Have fun. Make a difference. Live Globally. Live Sustainably.
Friday, October 15, 2010
Food As an Asset Class
In her Australian Age article today ( Food for more thought) Jo Chandler talks about her trip to Malawi in October 2005 when she saw the desperate famine and the awful spectacle of western aid agencies having to ask village elders to choose who should receive the limited food aid available. She then contrasts this with Malawi in 2010. The country is now a net exporter of food to its neighbours after the president introduced a program to subsidise fertiliser and seed and encourage a drive to self sufficiency.
Chandler talks about the emerging food crisis and the consequence of limited investment in agriculture research and development compared to the need. She quotes the director-general of the UN Food and Agriculture Organisation Jacques Diouf.
"More than 70 per cent of the extremely poor live in rural parts of developing countries, and those areas need investment in seeds and fertiliser, and better access to markets, to reduce hunger. Developed countries promised to invest $22 billion in aid to agriculture from 2009 to 2011, but so far only $425 million has been spent. Movement is in the right direction, but the pace needs to be accelerated".
And she quotes from the Australian director of Oxfam Australia.

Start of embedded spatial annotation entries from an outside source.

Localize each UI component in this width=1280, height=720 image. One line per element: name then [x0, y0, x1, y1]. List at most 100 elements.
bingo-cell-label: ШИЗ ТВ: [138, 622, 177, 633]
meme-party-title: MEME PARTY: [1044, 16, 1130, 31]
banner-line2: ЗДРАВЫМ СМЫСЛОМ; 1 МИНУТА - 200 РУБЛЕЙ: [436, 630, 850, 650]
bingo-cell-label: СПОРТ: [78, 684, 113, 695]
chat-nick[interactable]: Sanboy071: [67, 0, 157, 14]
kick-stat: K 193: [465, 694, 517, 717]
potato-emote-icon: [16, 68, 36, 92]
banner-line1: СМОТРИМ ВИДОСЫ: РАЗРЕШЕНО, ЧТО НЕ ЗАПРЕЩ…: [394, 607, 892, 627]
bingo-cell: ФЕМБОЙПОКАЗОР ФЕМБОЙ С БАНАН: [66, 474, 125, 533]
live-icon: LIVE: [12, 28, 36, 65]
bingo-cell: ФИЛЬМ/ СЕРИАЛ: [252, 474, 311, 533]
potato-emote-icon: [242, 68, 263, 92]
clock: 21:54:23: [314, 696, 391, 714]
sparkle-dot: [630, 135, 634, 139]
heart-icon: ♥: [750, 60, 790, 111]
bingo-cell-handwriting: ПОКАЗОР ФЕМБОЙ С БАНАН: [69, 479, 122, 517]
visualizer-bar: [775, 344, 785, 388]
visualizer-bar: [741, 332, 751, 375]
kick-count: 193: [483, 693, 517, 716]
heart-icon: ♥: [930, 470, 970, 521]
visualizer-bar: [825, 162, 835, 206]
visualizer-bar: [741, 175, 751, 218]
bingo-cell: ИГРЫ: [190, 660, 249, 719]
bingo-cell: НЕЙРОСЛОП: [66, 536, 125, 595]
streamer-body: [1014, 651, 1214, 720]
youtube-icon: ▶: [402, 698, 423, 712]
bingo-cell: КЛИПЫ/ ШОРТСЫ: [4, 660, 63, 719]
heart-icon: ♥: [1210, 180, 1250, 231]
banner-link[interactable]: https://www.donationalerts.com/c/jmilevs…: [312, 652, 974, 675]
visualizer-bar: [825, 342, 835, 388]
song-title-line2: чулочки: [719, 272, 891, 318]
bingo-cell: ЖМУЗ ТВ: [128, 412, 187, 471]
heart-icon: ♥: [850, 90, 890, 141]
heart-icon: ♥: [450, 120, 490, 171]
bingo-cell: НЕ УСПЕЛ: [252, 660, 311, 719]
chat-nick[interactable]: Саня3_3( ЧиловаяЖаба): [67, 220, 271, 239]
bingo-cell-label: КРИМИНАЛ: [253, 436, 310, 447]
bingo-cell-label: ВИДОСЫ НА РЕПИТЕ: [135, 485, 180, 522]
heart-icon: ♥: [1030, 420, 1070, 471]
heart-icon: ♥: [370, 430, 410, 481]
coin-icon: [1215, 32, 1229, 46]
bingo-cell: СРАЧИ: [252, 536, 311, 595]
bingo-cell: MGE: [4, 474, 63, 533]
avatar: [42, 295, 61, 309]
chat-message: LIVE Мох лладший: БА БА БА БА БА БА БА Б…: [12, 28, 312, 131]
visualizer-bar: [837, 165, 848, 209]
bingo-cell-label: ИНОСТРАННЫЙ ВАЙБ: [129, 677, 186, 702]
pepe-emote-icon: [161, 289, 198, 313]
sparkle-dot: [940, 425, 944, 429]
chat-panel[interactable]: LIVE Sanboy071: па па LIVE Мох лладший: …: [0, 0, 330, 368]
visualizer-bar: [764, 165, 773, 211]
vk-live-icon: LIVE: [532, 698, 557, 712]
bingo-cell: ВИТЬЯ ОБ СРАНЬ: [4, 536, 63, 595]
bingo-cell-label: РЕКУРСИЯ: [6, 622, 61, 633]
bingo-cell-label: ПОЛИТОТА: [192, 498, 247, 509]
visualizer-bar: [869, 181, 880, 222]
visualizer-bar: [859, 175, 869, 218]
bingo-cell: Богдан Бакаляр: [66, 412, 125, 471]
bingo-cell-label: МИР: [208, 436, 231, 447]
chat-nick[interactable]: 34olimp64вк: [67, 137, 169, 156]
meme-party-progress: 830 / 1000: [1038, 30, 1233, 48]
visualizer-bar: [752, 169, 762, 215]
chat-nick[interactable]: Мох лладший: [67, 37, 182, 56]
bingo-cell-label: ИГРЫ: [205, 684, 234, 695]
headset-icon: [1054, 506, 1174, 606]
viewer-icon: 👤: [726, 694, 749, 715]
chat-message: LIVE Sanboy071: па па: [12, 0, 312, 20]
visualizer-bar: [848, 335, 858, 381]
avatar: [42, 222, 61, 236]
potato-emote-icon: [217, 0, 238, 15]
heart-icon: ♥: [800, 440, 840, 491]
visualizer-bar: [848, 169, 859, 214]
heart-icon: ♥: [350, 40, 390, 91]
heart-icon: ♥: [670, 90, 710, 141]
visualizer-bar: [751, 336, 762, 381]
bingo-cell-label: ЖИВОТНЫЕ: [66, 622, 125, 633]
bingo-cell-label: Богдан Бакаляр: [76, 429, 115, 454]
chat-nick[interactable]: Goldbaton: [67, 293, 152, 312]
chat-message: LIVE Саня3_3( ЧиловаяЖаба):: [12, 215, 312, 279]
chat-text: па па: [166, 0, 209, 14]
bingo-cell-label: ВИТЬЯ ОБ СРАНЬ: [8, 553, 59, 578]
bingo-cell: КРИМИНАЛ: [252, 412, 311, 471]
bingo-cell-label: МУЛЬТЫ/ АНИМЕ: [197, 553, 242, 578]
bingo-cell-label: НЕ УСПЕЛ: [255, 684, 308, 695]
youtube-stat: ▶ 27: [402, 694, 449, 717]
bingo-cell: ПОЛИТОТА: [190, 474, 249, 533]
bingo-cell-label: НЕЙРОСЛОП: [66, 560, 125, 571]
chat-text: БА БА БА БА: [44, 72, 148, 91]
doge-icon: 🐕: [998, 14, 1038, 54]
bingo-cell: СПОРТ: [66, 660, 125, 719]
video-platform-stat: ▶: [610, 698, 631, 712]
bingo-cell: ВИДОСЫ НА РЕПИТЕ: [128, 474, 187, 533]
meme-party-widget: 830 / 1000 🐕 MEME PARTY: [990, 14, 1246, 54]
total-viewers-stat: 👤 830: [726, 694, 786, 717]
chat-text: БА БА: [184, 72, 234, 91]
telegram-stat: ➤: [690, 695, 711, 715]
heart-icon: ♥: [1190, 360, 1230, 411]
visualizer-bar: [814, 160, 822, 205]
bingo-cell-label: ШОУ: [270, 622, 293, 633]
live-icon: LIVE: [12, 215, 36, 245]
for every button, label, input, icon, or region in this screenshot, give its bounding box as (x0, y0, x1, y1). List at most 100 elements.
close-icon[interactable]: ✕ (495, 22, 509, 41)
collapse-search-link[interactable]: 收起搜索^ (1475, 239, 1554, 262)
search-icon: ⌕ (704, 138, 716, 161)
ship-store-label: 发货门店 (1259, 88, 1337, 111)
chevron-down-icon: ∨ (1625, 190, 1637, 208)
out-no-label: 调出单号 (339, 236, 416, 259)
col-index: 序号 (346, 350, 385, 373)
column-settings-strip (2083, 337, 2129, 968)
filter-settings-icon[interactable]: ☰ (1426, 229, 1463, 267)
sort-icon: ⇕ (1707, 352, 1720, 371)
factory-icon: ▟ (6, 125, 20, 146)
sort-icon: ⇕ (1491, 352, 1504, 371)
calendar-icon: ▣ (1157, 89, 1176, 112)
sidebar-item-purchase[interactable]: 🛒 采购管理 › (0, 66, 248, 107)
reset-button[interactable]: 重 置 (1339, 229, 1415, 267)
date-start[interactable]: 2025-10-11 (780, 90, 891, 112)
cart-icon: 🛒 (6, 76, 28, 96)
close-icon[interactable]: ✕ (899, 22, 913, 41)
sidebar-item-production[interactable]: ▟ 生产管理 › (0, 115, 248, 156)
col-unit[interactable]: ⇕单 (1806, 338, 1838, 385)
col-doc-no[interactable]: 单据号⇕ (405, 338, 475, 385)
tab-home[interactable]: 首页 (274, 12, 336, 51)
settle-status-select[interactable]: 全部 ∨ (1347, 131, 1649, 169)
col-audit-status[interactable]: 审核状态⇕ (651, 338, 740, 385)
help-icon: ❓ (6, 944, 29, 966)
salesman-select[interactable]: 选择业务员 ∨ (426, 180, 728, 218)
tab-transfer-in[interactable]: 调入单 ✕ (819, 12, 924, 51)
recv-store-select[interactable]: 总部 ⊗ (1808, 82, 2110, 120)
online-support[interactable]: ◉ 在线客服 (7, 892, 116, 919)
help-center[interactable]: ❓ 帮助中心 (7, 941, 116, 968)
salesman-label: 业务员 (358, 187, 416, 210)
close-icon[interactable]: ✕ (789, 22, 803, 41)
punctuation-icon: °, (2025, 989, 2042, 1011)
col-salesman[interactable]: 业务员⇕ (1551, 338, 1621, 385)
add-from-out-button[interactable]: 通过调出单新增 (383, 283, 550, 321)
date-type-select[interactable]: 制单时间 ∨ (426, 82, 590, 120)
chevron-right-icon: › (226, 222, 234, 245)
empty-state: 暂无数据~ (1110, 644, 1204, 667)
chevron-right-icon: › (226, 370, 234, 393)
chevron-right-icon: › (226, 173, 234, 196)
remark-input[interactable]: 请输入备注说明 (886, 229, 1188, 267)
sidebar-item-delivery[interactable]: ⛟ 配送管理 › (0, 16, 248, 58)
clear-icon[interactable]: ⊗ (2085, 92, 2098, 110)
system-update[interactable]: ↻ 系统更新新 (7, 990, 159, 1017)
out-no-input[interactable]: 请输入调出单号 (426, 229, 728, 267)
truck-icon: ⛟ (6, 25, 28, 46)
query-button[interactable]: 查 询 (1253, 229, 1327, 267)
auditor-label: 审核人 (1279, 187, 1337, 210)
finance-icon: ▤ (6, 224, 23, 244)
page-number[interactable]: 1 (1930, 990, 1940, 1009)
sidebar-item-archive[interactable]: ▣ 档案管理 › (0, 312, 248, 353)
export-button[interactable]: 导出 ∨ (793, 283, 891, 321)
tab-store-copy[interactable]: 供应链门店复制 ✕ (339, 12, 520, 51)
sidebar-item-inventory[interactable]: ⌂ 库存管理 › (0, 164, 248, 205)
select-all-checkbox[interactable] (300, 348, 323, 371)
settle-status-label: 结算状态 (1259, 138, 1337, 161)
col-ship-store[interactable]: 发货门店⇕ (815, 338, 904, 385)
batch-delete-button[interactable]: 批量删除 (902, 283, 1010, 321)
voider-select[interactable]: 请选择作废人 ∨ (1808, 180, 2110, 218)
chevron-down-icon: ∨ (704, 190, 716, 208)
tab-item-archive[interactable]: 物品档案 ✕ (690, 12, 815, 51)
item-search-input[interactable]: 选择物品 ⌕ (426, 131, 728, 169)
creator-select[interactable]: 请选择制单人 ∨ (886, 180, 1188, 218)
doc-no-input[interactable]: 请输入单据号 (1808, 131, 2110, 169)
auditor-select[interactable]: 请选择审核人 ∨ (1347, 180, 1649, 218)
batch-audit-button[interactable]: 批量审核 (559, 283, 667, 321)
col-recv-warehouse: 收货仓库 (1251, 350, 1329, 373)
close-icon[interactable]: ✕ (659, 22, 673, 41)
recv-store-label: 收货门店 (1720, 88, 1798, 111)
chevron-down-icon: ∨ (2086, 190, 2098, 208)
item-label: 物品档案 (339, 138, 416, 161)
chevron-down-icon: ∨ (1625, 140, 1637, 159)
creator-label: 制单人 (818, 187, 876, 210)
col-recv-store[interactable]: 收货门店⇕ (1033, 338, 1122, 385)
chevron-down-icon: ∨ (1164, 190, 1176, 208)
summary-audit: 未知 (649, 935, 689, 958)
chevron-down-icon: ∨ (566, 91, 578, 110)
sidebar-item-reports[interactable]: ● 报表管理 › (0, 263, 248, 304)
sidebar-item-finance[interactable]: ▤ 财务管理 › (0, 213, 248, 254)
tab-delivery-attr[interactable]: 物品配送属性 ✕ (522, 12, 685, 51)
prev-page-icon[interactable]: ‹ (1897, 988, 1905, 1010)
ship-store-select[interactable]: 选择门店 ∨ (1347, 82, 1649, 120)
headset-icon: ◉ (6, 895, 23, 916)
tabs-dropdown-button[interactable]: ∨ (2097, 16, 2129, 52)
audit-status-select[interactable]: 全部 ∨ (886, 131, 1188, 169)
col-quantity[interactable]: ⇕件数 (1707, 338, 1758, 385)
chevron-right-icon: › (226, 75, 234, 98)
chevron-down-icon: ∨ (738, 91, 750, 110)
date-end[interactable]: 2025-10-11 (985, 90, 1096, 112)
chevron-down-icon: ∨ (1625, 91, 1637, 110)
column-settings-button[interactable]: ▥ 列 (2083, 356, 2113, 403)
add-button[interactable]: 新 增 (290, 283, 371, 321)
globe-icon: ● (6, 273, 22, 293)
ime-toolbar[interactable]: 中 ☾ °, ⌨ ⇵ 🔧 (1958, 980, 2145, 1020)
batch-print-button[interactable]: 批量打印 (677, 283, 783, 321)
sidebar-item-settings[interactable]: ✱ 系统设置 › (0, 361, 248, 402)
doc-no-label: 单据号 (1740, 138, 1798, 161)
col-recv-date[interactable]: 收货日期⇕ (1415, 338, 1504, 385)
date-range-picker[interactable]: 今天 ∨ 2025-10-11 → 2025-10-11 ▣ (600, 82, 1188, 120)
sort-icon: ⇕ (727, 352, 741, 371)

''We have seen the results of decades of immediate interventions without long-term planning, and it has not helped people in developing countries to have sustainable access to enough food. What we need is a long-term response that invests in small farmers who feed their families and communities, that helps farmers adapt to the impact of climate change, and that provides sustainable ways to use the land and water resources we have.''
The UK based Financial Times today (Friday 15 October) contained a special supplement titled "World Food" which profiles the emerging food production crisis in the world. Reference is made to the recent decision by the Bill and Melinda Gates to now focus on agricultural research and development as part of its new focus on food security. There is also reference to the the bid by BHP Billiton, the world's largest mining group - for the Canadian fertiliser company PotashCorp.
And in Australia - there is a race by Canadian agribusiness companies to win control of the Australian grain sector - with Viterra of Canada acquiring control of the Australian wheat and barley exporter ABB and the more recent bid by the Canadian fertiliser company Agrium for control of the former Australian Government owned grain exporter AWB Limited.
All this "food crisis stuff" is attracting serious attention from the world's financial press. What is it telling us? That perceptions are shifting about food production assets as an asset class - and that food itself is now becoming a strategic lever as the world starts to realise it needs to re-scope the capital base around food production technology and infrastructure - within the new constraints of the post GFC liquidity and capital rationing, declining sustainable fresh water sources, limited arable land availability and the impact of volatile climate change.
The challenge is in three parts:
1. To equip the rural poor around the world to feed themselves (using the Malawi model).
2. To provide sufficient food to the world's city based populations.
3. To understand how and where the global investment community should place capital into food production assets (following the lead by BHP with it's potash play).
I prefer to be optimistic about these challenges. What an opportunity for the innovative use of capital and for fresh thinking!